Plusieurs adresses se disputent déjà le marché du cupcake à Paris. On trouve même sur internet des blogeurs qui se mettent à faire des études comparatives aussi sérieuses qu'une entreprise qui cherche à conquérir de nouveaux clients. Parmi toutes ces adresses, l'une revient souvent en boucle : le Berko. Située près de Beaubourg, les aficionados ne lui tarissent pas d'éloges, s'émerveillant devant son choix impressionnant de cupcakes et de cheesecakes.Allons de ce pas vérifier ces dires. La boutique n'est pas très grande. Les pâtisseries sont exposées dans de grandes vitrines rectangulaires tels des bijoux de grands joailliers.
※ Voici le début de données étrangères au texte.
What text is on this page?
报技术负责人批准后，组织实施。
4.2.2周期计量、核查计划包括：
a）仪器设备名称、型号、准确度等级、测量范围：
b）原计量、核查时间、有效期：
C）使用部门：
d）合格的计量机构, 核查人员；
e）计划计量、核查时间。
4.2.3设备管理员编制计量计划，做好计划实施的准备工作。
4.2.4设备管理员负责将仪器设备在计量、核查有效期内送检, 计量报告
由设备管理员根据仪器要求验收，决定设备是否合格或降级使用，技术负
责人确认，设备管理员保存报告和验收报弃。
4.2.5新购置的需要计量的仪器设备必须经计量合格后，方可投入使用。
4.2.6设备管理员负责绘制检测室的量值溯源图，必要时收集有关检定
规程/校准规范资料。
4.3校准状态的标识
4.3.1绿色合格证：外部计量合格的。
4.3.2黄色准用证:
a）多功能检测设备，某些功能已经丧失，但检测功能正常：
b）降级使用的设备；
Une tendance que l'on retrouve d'ailleurs aussi bien à la Pâtisserie des Rêves, 93 rue du Bac, qui fait d'un gâteau une véritable oeuvre d'art qu'on expose aux yeux des gourmands.Malheureusement, le magasin n'est pas très grand et ce ne sont pas les 5 ou 6 tabourets pris d'assauts qui nous ont permis de déguster ces “mignardises” au chaud.
Nous avons donc emporté notre petit cupecake (2€) et notre part de cheese-cake (4€) que nous sommes allés manger Place Tchaikowski, sur les bords de la fontaine Niki de Saint-Phalle.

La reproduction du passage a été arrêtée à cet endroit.